Does anybody know, why the following occurs in Maple 6.01 and how to ﬁx this.

>convert(I*cos(x),expsincos); Error, (in convert/expsincos) too many levels of recursion

This problem in slightly modiﬁed form appears in integration of

>int(exp(-I*w*t)/cosh(t),t); Error, (in convert/expsincos) too many levels of recursion

It is corrected with Maple 7. (U. Klein)

This is no explanation, but just an addition. I tried the following

trace(`convert/expsincos`); convert(I*cos(x),expsincos);

and I got quite a number of identical statements of the form

enter `convert/expsincos, args = I`

before my Windows 95 decided to shut down the program.

If we look at the procedure ``convert/expsincos``

with

> showstat(`convert/expsincos`);

then we see in line 24:

map(`convert/expsincos`,f)

When ``convert/expsincos``

is applied to `I*cos(x)`

the ﬁrst that happens is that
``convert/expsincos``

is mapped onto `'I' and cos(x)`

. It is `'I'`

that is the problematic
input to ``convert/expsincos``

since it is not handled by any other line in the procedure.
Thus `'I'`

will by line 24 be sent to ``convert/expsincos`(I)`

which by its line 24 will send
`'I'`

to etc.....

The `'I'`

should have been handled by the ﬁrst line but

type(I,ratpoly(numeric));

returns false in Release 6, but not in Release 5.1.

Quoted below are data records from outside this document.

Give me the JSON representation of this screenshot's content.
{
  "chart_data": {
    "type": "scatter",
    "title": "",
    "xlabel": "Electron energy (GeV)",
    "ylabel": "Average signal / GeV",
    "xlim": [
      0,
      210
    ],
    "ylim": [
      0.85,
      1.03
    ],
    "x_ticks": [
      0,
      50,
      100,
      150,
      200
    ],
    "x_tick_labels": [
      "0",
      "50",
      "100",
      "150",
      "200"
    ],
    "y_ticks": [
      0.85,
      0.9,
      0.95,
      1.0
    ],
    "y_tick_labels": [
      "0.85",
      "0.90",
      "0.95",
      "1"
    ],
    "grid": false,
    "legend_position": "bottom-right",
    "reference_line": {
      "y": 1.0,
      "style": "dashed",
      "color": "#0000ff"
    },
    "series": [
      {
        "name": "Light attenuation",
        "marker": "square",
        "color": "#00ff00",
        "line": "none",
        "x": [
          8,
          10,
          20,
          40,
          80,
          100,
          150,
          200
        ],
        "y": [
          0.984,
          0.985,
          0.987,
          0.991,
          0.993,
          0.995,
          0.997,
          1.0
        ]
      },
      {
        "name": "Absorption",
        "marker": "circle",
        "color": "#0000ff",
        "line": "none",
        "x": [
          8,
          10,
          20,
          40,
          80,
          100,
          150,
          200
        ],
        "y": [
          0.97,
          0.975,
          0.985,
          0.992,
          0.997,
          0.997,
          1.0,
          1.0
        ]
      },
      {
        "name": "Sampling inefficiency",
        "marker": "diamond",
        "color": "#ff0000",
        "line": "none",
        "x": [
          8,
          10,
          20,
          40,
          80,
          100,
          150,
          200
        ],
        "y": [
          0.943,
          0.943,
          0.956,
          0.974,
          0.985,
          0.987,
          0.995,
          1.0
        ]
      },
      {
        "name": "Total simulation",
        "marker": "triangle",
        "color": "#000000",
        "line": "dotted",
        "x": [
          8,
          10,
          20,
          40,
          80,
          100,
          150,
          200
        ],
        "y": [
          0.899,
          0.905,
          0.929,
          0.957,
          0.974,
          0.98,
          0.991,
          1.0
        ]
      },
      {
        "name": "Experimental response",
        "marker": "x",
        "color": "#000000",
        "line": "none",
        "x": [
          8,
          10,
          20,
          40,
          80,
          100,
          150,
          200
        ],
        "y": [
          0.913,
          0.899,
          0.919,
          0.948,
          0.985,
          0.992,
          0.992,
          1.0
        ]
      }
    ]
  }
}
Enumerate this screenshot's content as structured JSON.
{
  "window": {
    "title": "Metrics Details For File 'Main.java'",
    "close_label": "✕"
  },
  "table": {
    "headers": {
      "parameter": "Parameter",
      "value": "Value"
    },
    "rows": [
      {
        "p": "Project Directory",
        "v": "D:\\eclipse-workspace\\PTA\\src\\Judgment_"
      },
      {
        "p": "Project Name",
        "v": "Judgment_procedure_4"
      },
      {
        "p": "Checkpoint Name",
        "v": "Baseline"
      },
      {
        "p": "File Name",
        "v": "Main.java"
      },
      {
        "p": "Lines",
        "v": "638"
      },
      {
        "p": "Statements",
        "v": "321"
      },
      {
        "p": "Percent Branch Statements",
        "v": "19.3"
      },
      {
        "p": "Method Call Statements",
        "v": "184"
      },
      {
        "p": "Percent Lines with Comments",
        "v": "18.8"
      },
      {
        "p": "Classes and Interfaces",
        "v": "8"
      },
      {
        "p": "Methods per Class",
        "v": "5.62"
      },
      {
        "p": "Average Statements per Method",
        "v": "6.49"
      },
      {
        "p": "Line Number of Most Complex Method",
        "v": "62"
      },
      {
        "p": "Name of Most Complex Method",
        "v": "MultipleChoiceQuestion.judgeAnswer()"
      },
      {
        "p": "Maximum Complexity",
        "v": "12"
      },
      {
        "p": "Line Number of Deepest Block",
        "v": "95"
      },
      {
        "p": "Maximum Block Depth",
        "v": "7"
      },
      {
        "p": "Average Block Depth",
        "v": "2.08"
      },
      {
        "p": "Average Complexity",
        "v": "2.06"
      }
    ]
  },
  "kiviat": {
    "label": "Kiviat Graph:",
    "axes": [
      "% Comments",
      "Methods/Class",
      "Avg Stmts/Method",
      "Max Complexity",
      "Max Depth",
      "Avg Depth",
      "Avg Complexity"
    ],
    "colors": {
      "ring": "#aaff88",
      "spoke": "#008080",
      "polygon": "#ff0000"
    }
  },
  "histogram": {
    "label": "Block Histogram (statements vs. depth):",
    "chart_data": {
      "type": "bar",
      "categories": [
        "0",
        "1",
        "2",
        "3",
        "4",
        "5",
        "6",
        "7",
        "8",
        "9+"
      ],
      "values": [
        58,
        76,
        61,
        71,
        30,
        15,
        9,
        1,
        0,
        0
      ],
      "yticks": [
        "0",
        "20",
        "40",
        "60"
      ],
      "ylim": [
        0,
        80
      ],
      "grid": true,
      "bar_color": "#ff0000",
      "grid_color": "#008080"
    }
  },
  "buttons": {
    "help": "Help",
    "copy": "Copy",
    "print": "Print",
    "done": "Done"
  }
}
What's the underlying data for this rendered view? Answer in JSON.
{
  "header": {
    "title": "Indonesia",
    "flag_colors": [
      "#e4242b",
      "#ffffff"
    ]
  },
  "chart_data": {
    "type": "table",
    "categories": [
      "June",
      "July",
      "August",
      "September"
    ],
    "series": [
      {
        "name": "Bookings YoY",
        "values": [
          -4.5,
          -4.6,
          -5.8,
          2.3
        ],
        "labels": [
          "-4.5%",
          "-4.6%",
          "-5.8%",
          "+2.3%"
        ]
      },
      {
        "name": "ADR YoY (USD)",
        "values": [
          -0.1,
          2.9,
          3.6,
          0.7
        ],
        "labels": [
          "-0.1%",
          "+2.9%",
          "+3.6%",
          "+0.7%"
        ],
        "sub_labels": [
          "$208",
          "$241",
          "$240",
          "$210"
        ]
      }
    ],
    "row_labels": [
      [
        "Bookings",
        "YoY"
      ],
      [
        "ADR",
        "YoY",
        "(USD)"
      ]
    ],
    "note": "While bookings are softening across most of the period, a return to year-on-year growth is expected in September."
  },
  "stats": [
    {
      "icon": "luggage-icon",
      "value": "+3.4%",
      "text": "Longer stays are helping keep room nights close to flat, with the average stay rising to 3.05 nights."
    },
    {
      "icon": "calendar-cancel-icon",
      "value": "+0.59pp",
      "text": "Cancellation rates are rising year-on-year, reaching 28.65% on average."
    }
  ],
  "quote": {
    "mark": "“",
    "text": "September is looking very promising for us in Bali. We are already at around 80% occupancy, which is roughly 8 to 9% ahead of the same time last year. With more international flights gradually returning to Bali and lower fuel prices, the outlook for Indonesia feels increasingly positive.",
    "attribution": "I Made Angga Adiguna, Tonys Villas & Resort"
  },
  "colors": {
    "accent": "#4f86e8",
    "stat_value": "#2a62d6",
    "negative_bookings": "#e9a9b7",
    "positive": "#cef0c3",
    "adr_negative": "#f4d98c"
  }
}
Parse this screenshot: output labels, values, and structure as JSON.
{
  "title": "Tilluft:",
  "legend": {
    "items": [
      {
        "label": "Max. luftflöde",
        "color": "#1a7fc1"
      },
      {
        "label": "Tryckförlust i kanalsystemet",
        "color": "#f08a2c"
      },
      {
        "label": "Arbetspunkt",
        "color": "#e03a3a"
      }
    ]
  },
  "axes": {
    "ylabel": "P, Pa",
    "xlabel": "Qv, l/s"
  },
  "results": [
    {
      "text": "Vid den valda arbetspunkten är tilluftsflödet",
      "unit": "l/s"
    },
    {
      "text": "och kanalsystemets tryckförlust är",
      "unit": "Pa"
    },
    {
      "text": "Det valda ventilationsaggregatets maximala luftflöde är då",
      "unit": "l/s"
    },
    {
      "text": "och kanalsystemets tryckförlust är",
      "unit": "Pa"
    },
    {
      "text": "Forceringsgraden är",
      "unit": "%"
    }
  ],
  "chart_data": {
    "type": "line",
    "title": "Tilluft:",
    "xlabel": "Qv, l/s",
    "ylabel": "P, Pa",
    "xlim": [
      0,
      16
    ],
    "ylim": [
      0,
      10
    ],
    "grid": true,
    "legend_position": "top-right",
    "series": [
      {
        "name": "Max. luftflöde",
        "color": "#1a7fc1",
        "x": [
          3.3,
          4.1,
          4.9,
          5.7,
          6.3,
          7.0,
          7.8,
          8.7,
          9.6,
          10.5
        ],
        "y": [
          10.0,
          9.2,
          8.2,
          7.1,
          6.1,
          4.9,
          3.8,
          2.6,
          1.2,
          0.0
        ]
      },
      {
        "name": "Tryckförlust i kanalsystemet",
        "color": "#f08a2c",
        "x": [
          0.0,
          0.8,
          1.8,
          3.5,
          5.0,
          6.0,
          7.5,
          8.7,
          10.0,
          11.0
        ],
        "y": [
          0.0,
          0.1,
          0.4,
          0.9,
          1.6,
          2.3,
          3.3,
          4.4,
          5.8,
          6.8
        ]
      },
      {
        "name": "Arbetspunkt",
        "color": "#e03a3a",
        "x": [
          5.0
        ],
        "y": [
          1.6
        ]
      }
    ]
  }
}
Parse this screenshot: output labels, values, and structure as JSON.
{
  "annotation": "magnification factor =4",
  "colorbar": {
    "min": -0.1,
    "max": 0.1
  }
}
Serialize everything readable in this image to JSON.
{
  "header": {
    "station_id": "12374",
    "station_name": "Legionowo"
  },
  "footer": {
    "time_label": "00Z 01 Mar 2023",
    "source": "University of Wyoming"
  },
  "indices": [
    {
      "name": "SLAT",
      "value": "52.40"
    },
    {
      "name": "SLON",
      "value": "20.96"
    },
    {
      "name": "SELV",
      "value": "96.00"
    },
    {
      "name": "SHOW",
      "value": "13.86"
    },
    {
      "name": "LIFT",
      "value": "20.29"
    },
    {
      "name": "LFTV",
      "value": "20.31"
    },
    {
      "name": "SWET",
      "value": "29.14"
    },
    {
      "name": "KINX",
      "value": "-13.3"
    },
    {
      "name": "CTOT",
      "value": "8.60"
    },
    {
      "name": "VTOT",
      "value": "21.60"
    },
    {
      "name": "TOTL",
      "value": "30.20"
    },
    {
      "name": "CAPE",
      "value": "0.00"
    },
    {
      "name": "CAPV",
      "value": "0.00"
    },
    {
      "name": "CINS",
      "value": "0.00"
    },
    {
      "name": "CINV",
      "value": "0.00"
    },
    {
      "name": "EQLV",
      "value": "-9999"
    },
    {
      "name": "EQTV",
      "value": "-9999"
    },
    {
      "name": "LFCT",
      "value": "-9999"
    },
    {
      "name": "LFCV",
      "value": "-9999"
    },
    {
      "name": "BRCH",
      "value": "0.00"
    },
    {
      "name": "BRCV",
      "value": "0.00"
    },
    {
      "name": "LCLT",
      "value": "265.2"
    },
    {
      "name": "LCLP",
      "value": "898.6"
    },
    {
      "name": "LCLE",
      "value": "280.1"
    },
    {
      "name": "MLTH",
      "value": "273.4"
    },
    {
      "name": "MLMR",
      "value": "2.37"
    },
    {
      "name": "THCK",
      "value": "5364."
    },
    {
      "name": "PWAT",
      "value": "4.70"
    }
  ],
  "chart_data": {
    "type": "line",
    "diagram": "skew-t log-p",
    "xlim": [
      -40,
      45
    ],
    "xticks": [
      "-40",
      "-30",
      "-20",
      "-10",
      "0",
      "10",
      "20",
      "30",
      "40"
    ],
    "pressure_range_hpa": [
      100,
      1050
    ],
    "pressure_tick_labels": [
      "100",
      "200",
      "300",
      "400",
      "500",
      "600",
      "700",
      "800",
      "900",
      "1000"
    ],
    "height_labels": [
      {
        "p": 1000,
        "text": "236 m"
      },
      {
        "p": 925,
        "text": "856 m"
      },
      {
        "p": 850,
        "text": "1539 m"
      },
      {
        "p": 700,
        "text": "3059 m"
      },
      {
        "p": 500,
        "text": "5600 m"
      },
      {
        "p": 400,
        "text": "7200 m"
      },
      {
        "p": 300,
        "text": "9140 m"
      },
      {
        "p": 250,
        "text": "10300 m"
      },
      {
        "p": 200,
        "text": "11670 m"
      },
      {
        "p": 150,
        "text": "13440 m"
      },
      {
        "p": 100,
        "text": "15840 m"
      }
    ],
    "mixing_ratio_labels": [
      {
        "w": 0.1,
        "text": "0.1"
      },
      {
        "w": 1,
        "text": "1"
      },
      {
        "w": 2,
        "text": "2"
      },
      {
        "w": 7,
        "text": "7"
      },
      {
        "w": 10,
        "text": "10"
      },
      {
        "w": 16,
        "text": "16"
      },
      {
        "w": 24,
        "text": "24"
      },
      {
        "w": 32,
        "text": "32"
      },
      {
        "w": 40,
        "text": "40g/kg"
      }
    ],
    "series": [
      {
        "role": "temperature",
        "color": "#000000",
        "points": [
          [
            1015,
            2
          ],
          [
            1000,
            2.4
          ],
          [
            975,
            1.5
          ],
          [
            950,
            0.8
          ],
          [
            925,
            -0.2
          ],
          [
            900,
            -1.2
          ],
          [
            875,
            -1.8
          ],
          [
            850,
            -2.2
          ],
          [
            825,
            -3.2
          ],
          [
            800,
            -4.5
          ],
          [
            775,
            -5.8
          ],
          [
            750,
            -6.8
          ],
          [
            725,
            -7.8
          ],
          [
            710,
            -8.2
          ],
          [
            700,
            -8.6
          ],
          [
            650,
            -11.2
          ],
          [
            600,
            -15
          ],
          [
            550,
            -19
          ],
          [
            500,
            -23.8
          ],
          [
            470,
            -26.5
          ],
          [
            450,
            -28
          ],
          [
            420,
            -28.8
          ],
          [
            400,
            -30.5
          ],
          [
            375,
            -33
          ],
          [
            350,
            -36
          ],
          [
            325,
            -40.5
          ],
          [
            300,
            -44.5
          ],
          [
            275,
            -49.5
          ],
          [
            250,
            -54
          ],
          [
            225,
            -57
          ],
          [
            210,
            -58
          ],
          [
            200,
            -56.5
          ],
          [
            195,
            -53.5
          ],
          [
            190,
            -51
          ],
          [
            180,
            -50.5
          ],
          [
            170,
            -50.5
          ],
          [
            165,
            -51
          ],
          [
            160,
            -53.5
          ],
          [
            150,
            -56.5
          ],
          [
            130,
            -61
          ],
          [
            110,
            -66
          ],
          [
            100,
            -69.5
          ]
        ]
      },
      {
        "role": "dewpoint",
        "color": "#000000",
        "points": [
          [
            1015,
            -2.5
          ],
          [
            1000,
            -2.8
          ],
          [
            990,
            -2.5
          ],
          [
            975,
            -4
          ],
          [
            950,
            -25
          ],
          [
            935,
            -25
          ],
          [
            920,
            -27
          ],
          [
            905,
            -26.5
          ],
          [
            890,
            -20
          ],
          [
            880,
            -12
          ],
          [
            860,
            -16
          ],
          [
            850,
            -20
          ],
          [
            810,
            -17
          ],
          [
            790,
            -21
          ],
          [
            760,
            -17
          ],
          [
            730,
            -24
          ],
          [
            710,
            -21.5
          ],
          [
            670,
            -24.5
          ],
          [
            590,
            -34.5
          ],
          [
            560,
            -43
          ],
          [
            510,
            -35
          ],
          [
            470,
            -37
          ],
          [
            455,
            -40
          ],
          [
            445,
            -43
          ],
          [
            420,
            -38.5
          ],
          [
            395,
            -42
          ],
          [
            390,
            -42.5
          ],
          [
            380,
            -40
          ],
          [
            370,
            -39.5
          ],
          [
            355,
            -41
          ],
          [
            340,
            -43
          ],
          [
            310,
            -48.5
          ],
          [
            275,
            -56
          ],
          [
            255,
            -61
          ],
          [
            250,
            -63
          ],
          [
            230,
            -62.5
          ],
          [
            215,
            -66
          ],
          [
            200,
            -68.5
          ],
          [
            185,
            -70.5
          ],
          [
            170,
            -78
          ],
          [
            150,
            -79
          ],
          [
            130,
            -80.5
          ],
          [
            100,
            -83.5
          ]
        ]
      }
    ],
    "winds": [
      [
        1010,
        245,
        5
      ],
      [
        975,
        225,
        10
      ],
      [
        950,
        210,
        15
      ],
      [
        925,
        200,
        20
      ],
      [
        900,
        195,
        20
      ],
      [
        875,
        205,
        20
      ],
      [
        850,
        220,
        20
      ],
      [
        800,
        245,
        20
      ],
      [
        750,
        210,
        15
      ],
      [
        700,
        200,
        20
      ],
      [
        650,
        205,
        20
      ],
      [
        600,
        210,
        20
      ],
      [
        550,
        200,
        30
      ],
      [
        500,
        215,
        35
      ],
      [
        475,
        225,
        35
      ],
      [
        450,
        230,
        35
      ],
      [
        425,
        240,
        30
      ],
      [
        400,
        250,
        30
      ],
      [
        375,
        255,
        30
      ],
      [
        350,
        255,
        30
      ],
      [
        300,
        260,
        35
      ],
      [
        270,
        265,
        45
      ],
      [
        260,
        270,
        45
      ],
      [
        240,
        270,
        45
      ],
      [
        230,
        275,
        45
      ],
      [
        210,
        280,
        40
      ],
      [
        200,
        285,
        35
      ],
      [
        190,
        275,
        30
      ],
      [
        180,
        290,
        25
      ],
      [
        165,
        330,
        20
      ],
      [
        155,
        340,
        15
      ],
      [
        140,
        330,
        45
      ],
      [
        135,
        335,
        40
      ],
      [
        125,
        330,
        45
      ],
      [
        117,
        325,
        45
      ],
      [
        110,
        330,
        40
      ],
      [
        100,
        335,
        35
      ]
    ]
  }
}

I suspect that the bug is caused by the change in the handling of complex numbers from Release 5.1 to 6.

This is a bad bug, which makes `convert(..., expsincos)`

practically useless on anything
containing I. The problem shows up in an even simpler form:

> convert(I, expsincos); Error, (in convert/expsincos) too many levels of recursion

The problem, I think, is that ``convert/expsincos``

starts with

if nargs = 1 and type(f,ratpoly(numeric)) then ... elif nargs = 2 and not has(f,x) then ... elif type(f,function) and nops(f) = 1 then ... elif type(f,name) then ... else map(`convert/expsincos`,f) end if

Since none of the other conditions is true in `convert(I,expsincos)`

, the last "else"
clause will run, and ``convert/expsincos``

will be called recursively. It used to
be that I was an alias for `(-1)^(1/2)`

, so there would be two recursive calls of
``convert/expsincos` with -1 and with 1/2`

. However, as of Maple 6, I is of type
"complex", and is considered to be atomic. Thus now ``convert/expsincos``

is called
recursively with the same argument I, and we get an inﬁnite recursion.

At ﬁrst I thought that a ﬁx was to use the remember table of ``convert/expsincos``

,
with

> `convert/expsincos`(I):= I;

However, there would still be trouble with every other object of type "complex". Instead, I’ll
write a "wrapper" for ``convert/expsincos``

:

> oldconv:= eval(`convert/expsincos`); `convert/expsincos`:= proc(f) if type(f,And(complex,atomic)) then f else oldconv(args) fi end;

This ought to work.

The reason for the mistake of the function `convert/expsincos`

is that the complex unit I is
not any more of type numeric. In the fourth line of the source code of the command
``convert/expsincos``

you ﬁnd

if nargs = 1 and type(f,ratpoly(numeric)) then f

Change this to

if nargs = 1 and type(f,ratpoly({numeric,complex})) then f

and the function works correct.